Original Repo; SPR Repo; arXiv.

Contribution of the Paper

  • The "Programming Model" of the Cerebras WSE device, PLMR:
    • P for Parallel. The WSE has far more cores than normal GPUs.
    • L for latency. The latency of transferring data between cores is heterogeneous. A simple model is that, the cores form a grid, and the latency of transferring data between two cores is proportional to the Manhattan distance between them (and also depends on the routing path).
    • M for memory. Each of the cores has its small-size local SRAM memory. And to efficiently use the memory, partition among cores must be considered carefully.
    • R for routing. The network on chip (NoC) has quite limited routing capability, which must be considered.
  • WaferLLM, which partitions or replicates the model weights in both x-axis and y-axis directions on the WSE; and the KV Cache shifting mechanism to balance the memory usage and the overhead of each cores.
  • Wafer Scale GEMM, which leverages a better "2-hop" shifting mechanism to reduce the critical path length when implementing the GEMM operation on the WSE.
  • Wafer Scale GEMV, which leverages a K-tree algorithm to reduce the AllReduce overhead when implementing the GEMV operation on the WSE.

Most Amazing Things

  • The simple but special hardware capability of the WSE device, which is modeled as a 2D grid of cores with heterogeneous latency and limited routing capability, as well as the small-size local SRAM memory.
  • The kernel optimization on such a special hardware. In the GEMM setting, we learn that the "shifting-interleaving" mechanism can be used to implement the GEMM operation with smaller critical path length on a device with heterogeneous latency. In the GEMV setting, the K-tree algorithm balances the routing overhead and the latency.

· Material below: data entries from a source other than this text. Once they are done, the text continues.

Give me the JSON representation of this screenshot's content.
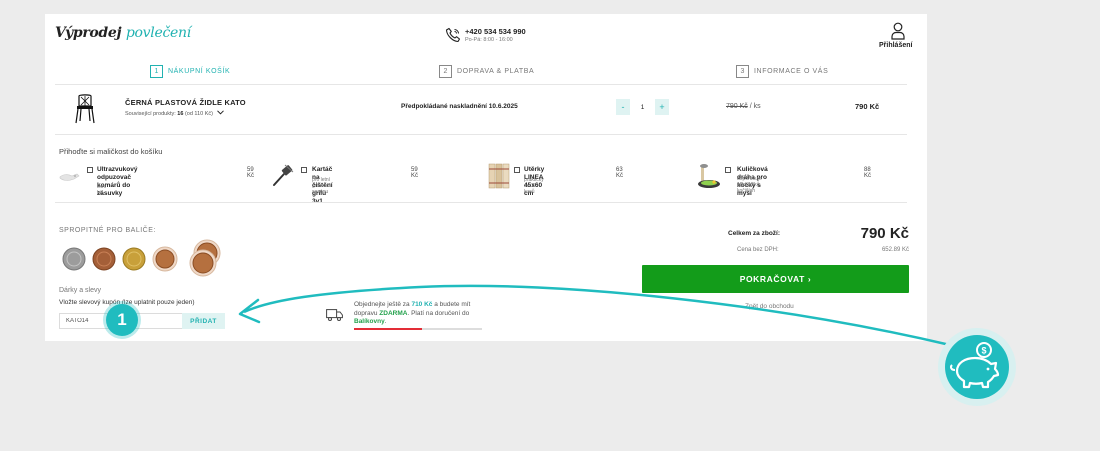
{
  "header": {
    "logo_part1": "Výprodej",
    "logo_part2": "povlečení",
    "phone": "+420 534 534 990",
    "hours": "Po-Pá: 8:00 - 16:00",
    "login_label": "Přihlášení"
  },
  "steps": [
    {
      "num": "1",
      "label": "NÁKUPNÍ KOŠÍK"
    },
    {
      "num": "2",
      "label": "DOPRAVA & PLATBA"
    },
    {
      "num": "3",
      "label": "INFORMACE O VÁS"
    }
  ],
  "product": {
    "name": "ČERNÁ PLASTOVÁ ŽIDLE KATO",
    "related_label": "Související produkty:",
    "related_count": "16",
    "related_price": "(od 110 Kč)",
    "delivery": "Předpokládané naskladnění 10.6.2025",
    "qty_minus": "-",
    "qty_value": "1",
    "qty_plus": "+",
    "unit_price": "790 Kč",
    "unit_suffix": "/ ks",
    "total": "790 Kč"
  },
  "addons": {
    "title": "Přihoďte si maličkost do košíku",
    "items": [
      {
        "name_line1": "Ultrazvukový odpuzovač komárů do",
        "name_line2": "zásuvky",
        "sub_line1": "letní hit",
        "sub_line2": "",
        "price": "59 Kč"
      },
      {
        "name_line1": "Kartáč na čištění grilu 3v1",
        "name_line2": "",
        "sub_line1": "pro letní grilovací sezónu",
        "sub_line2": "",
        "price": "59 Kč"
      },
      {
        "name_line1": "Utěrky LINEA 45x60 cm",
        "name_line2": "",
        "sub_line1": "praktický set 3 kusů",
        "sub_line2": "",
        "price": "63 Kč"
      },
      {
        "name_line1": "Kuličková dráha pro kočky s myší",
        "name_line2": "",
        "sub_line1": "doporučuje 10 z 10 kočičích",
        "sub_line2": "zákazníků",
        "price": "88 Kč"
      }
    ]
  },
  "tips": {
    "title": "SPROPITNÉ PRO BALIČE:"
  },
  "discounts": {
    "title": "Dárky a slevy",
    "label": "Vložte slevový kupón (lze uplatnit pouze jeden)",
    "code_value": "KATO14",
    "apply_label": "PŘIDAT"
  },
  "shipping": {
    "t1": "Objednejte ještě za ",
    "amount": "710 Kč",
    "t2": " a budete mít dopravu ",
    "free": "ZDARMA",
    "t3": ". Platí na doručení do ",
    "carrier": "Balíkovny",
    "t4": ".",
    "progress": 0.53,
    "bar_color": "#e32d36"
  },
  "summary": {
    "total_label": "Celkem za zboží:",
    "total_value": "790 Kč",
    "net_label": "Cena bez DPH:",
    "net_value": "652.89 Kč",
    "continue_label": "POKRAČOVAT ›",
    "back_label": "Zpět do obchodu"
  },
  "annotation": {
    "badge_number": "1"
  },
  "colors": {
    "accent": "#21b2b1",
    "continue": "#139c1a",
    "arrow": "#20bcbf"
  }
}
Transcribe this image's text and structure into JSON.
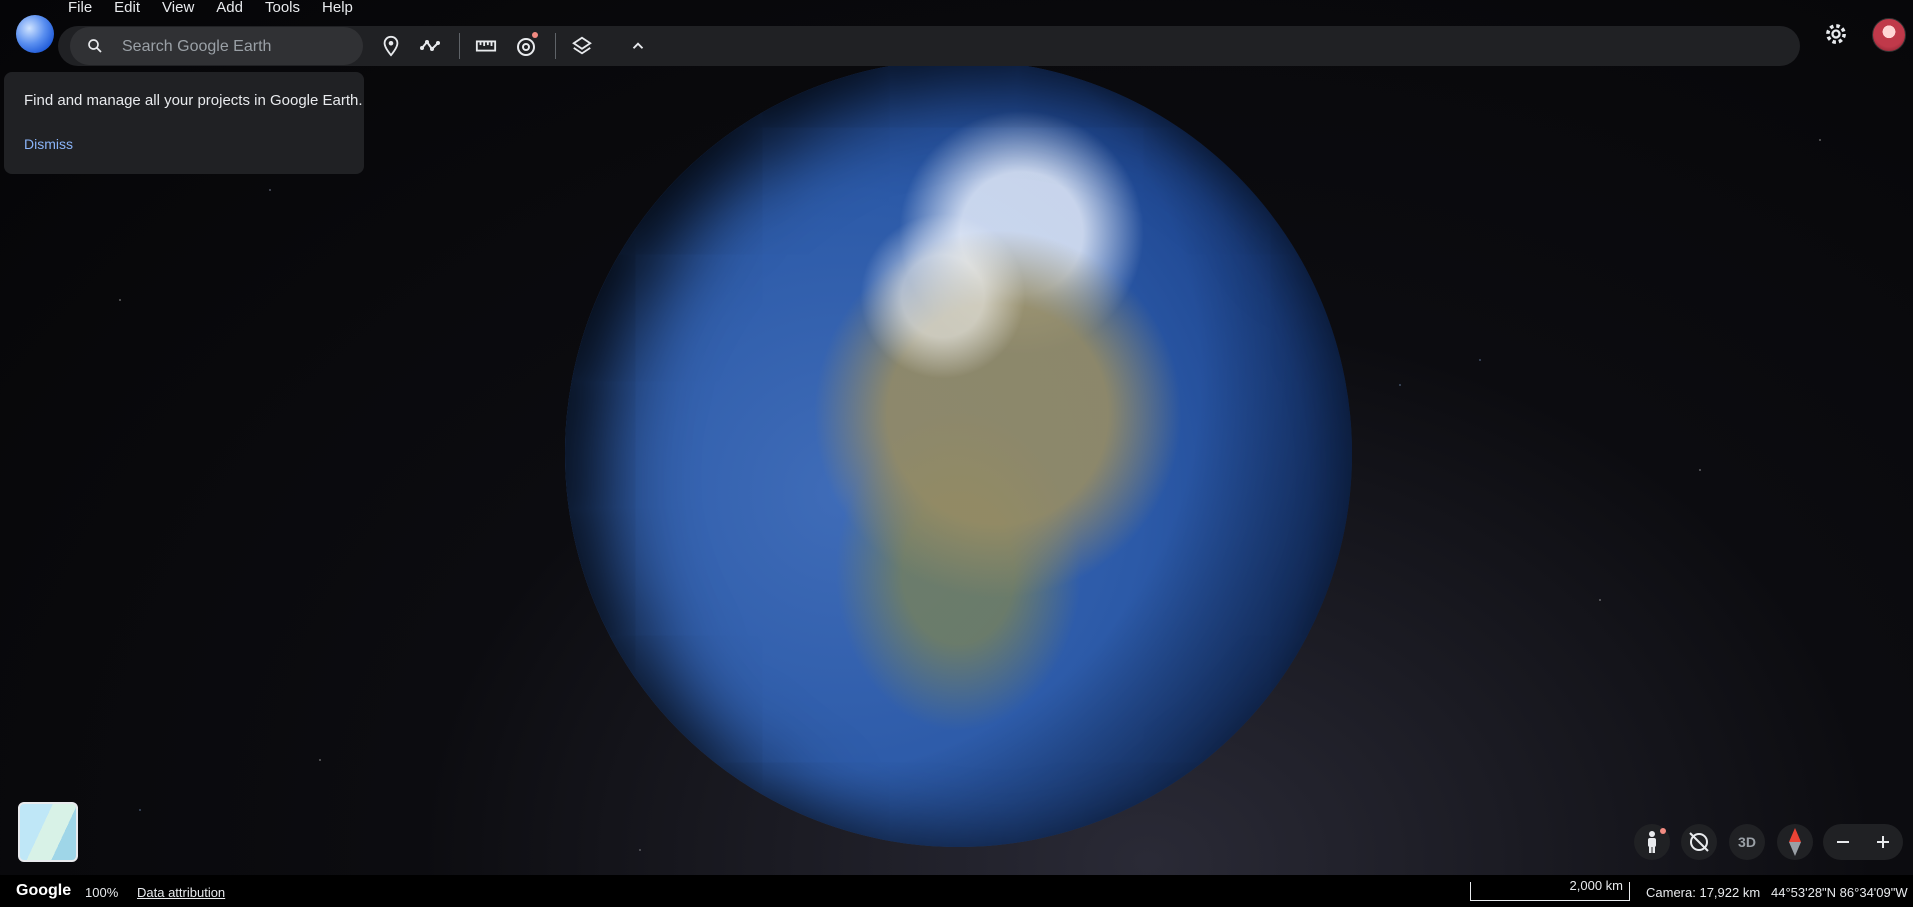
{
  "menu": [
    "File",
    "Edit",
    "View",
    "Add",
    "Tools",
    "Help"
  ],
  "search": {
    "placeholder": "Search Google Earth"
  },
  "toolbar": {
    "icons": [
      "place-marker-icon",
      "path-icon",
      "ruler-icon",
      "voyager-icon",
      "layers-icon",
      "collapse-chevron-icon"
    ]
  },
  "popup": {
    "message": "Find and manage all your projects in Google Earth.",
    "dismiss": "Dismiss"
  },
  "controls": {
    "mode_3d": "3D"
  },
  "status": {
    "brand": "Google",
    "zoom": "100%",
    "attribution": "Data attribution",
    "scale": "2,000 km",
    "camera": "Camera: 17,922 km",
    "coordinates": "44°53'28\"N 86°34'09\"W"
  },
  "colors": {
    "toolbar_bg": "#202124",
    "link": "#8ab4f8",
    "accent_red": "#f28b82"
  }
}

Choosing \(K=2\) gets great performance. > The latency is reduced from \(O((2\alpha + \beta)N)\) (Ring Allreduce) to \(O\left(\alpha N + \frac{\sqrt[K]{N}K}{2}\beta\right)=O\left(\alpha N + \sqrt N \beta\right)\).
  • The KV Cache shifting mechanism, which leverages the locality of the heterogeneous latency.

Reproduce Trail

  • The code repository is given; however, the code is written in CSL.
  • Low value to read the code since the paper is well-written.